5 REASONS WHY THE MAFMC SHOULD NOT VOTE FOR THE PETITION TO REALLOCATE SUMMER
FLOUNDER
(1) The Petition Violates National Standard 5: “Conservation and management
measures shall, where practicable, consider efficiency in the utilization
of fishery resources; except that no such measure shall have economic allocation
as its sole purpose.”
Clearly, the Petitioners’ stated objective to “amend the current allocation”
claiming that “the current allocation ratio has disadvantaged and harmed
the recreational summer flounder fishing sector….” is based solely on economic
allocation which is a direct violation of the law.
The Petitioners cleverly attempt to divert attention from this statutory requirement
by focusing the NS 5 argument on the perceived misuse of the summer flounder
resource. Unfortunately for the Petitioner, this argument is steeped in
economic reallocation and also represents a violation of the statute.

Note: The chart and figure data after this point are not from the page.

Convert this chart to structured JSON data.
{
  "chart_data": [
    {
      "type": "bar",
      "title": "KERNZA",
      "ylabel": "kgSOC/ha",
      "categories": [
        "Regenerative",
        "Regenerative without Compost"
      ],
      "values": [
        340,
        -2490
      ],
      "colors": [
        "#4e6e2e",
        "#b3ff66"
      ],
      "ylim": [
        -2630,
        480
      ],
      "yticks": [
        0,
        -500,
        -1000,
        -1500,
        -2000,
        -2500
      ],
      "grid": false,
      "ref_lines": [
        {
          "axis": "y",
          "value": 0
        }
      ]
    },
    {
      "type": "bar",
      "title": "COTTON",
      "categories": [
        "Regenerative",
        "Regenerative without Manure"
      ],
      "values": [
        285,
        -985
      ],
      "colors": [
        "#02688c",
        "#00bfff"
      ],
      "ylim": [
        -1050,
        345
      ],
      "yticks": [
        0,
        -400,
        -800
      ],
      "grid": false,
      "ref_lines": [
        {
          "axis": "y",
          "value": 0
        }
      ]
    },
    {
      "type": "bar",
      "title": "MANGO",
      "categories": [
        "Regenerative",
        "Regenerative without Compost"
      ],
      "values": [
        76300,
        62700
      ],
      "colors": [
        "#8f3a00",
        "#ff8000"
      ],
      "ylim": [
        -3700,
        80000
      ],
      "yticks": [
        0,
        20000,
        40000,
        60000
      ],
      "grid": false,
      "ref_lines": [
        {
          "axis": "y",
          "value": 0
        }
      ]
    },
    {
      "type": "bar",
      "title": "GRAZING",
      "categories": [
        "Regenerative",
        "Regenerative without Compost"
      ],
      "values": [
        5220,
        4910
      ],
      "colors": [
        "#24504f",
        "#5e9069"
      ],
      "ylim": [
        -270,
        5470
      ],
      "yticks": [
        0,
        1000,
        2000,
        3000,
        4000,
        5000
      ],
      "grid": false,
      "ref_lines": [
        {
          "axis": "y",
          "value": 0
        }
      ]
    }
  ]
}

(2) The Petition Fails Test of National Standard 1: “Conservation and
management measures shall prevent overfishing while achieving, on a continuing
basis, the optimum yield from each fishery for the United States fishing
industry.”
The Petitioners suggest the current summer flounder allocation fails to provide
the greatest benefit to the Nation based solely on the number of existing
commercial fishing permits. This argument is completely invalid for several
reasons including: (A) 1400 commercial permit holders provide access to
the resource for millions of consumers across the country, including recreational
fishermen; (B) the number of commercial vessels was capped during 1992-1997
(Amendment 2), again in 1997(Amendment 10), the permit moratorium remains
in effect today; and (C) Amendment 12 (1999) brought the FMP into compliance
with the requirements of the Sustainable Fisheries Act and all National
Standards.
(3) The Petition Fails Test of National Standard 4: “Conservation and
management measures shall not discriminate between residents of different
States. If it becomes necessary to allocate or assign fishing privileges
among various United States fishermen, such allocation shall be (A)

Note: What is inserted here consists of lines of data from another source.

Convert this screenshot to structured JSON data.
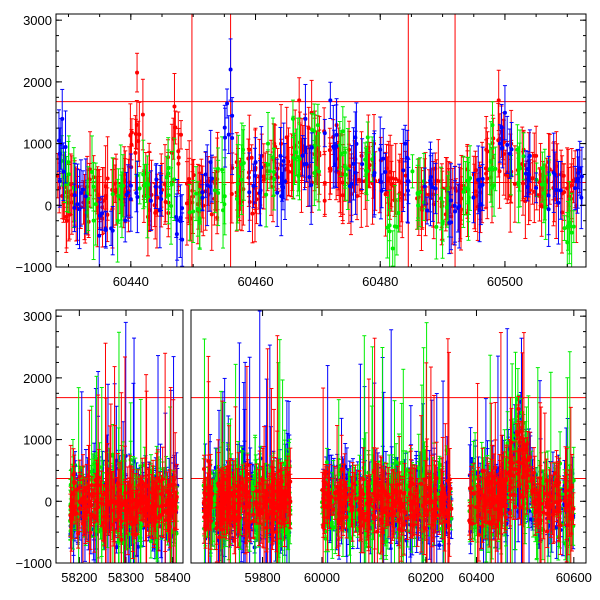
{
  "colors": {
    "red": "#ff0000",
    "green": "#00ee00",
    "blue": "#0000ff",
    "axis": "#000000"
  },
  "chart_data": [
    {
      "type": "scatter",
      "title": "",
      "xlabel": "",
      "ylabel": "",
      "xlim": [
        60428,
        60513
      ],
      "ylim": [
        -1000,
        3100
      ],
      "xticks": [
        60440,
        60460,
        60480,
        60500
      ],
      "xtick_labels": [
        "60440",
        "60460",
        "60480",
        "60500"
      ],
      "yticks": [
        -1000,
        0,
        1000,
        2000,
        3000
      ],
      "ytick_labels": [
        "−1000",
        "0",
        "1000",
        "2000",
        "3000"
      ],
      "error_bars": true,
      "hlines": [
        370,
        1680
      ],
      "vlines": [
        60449.8,
        60456.0,
        60484.5,
        60492.0
      ],
      "series": [
        {
          "color_key": "red",
          "x": [
            60429,
            60431,
            60433,
            60435,
            60437,
            60439,
            60441,
            60443,
            60445,
            60447,
            60449,
            60451,
            60453,
            60457,
            60459,
            60461,
            60463,
            60465,
            60467,
            60469,
            60471,
            60473,
            60475,
            60477,
            60479,
            60481,
            60483,
            60487,
            60489,
            60491,
            60493,
            60495,
            60497,
            60499,
            60501,
            60503,
            60505,
            60507,
            60509,
            60511
          ],
          "y": [
            150,
            200,
            300,
            100,
            250,
            400,
            2150,
            300,
            250,
            1600,
            350,
            200,
            400,
            700,
            900,
            800,
            1000,
            1100,
            1700,
            1500,
            1200,
            1300,
            900,
            800,
            1000,
            600,
            400,
            300,
            400,
            200,
            250,
            500,
            900,
            1700,
            1000,
            900,
            800,
            700,
            500,
            400
          ]
        },
        {
          "color_key": "green",
          "x": [
            60430,
            60434,
            60438,
            60442,
            60446,
            60450,
            60454,
            60458,
            60462,
            60466,
            60470,
            60474,
            60478,
            60482,
            60486,
            60490,
            60494,
            60498,
            60502,
            60506,
            60510
          ],
          "y": [
            700,
            300,
            150,
            500,
            600,
            -100,
            200,
            900,
            1000,
            1400,
            1300,
            1200,
            1100,
            -700,
            200,
            -300,
            400,
            1300,
            900,
            600,
            -600
          ]
        },
        {
          "color_key": "blue",
          "x": [
            60429,
            60432,
            60436,
            60440,
            60444,
            60448,
            60452,
            60456,
            60460,
            60464,
            60468,
            60472,
            60476,
            60480,
            60484,
            60488,
            60492,
            60496,
            60500,
            60504,
            60508,
            60512
          ],
          "y": [
            1400,
            200,
            -400,
            100,
            300,
            -200,
            500,
            2200,
            700,
            800,
            1400,
            1700,
            1100,
            900,
            1000,
            400,
            -100,
            300,
            1500,
            800,
            500,
            600
          ]
        }
      ]
    },
    {
      "type": "scatter",
      "title": "",
      "xlabel": "",
      "ylabel": "",
      "segments": [
        [
          58150,
          58420
        ],
        [
          59610,
          59890
        ],
        [
          59950,
          60260
        ],
        [
          60360,
          60625
        ]
      ],
      "xticks": [
        58200,
        58300,
        58400,
        59800,
        60000,
        60200,
        60400,
        60600
      ],
      "xtick_labels": [
        "58200",
        "58300",
        "58400",
        "59800",
        "60000",
        "60200",
        "60400",
        "60600"
      ],
      "ylim": [
        -1000,
        3100
      ],
      "yticks": [
        -1000,
        0,
        1000,
        2000,
        3000
      ],
      "ytick_labels": [
        "−1000",
        "0",
        "1000",
        "2000",
        "3000"
      ],
      "error_bars": true,
      "hlines": [
        370,
        1680
      ],
      "data_ranges": [
        [
          58180,
          58410
        ],
        [
          59640,
          59875
        ],
        [
          60000,
          60250
        ],
        [
          60385,
          60600
        ]
      ],
      "scatter_center": 0,
      "scatter_spread": 450,
      "peak_x": 60485,
      "peak_y": 1500
    }
  ]
}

fair and equitable to all such fishermen; (B) reasonably calculated to promote
conservation; and (C) carried out in such manner that no particular individual,
corporation, or other entity acquires an excessive share of such privileges.”
The Petitioners’ claim that the current allocation violates NS 4 is unfounded.

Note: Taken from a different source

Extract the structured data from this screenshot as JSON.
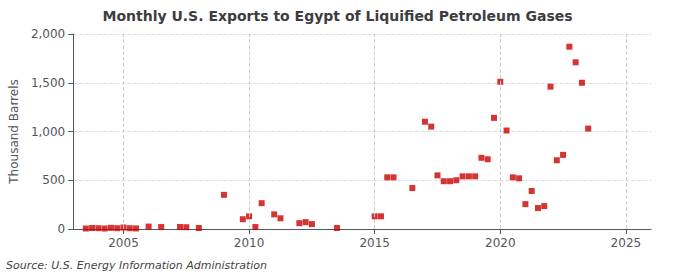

First, the argument of fairness and equitability actually cuts against the
Petitioner. The Petitioners neglect to provide a detailed accounting of
the recreational sector’s own excessive over harvest since the implementation
of recreational harvest limits in 1993.
The Petitioners’ claim their members have been disadvantaged and harmed in the
form of management measures such as “smaller possession limits, larger minimum
size requirements, shorter seasons, delayed season openings and early season
closures”. They blame this disadvantage on the current allocation of summer
flounder. Not only is this incorrect but those management measures were
adopted in large part due to the inability of the recreational sector to
be constrained to their allocation, not because of the allocation.
The Petitioners’ claim that the current allocation is not reasonably calculated
to promote conservation is dead wrong. We would argue that the condition
of the summer flounder resource today is robust compared to the condition
of the resource when the FMP was implemented in 1992. In fact, Moore (2000)
estimated the recreational fishing trips directed at summer flounder increased
43% in 2000, relative to 1999. This fact reflects the increased participation
in the recreational sector with improved summer stock condition and undermines
the need for the petition.
(4) The Petition Fails Test of National Standard 8: “Conservation and
management measures shall, consistent with the conservation requirements
of this Act (including the prevention of overfishing and rebuilding of overfished
stocks), take into account the importance of fishery resources to fishing
communities in order to (A) provide for the sustained participation of such
communities, and (B) to the extent practicable, minimize adverse economic
impacts on such communities.”
The Petitioners claim the allocation violates NS 8 due to a lack of consideration
of the impacts on fishing communities and resulting “significant adverse
economic impacts.” Though the Petitioners includes an impressive list of
businesses that are allegedly suffering economic impacts from restrictions
on summer flounder fishing, they provide absolutely no direct economic impact
analysis upon which to base this assumption and fail to mention that management
measures have not discouraged people from fishing, nor do they preclude
anyone from fishing for summer flounder.
5) Total 6-Year Recreational Over Harvest = 26.44 million pounds: No
user group has ever been rewarded for their repeated and habitual non-compliance
of a fishery regulation or quota. Yet the petitioners are claiming that
they should be further rewarded for these years of excessive overharvesting
at the expense of the commercial industry. Such an allocation adjustment
would have no impact on the summer flounder resource other than allowing
the continuation of the chronic recreational overharvesting of one of our
most valuable fisheries.
SUBMITTED BY GARDEN STATE SEAFOOD ASSOCIATION.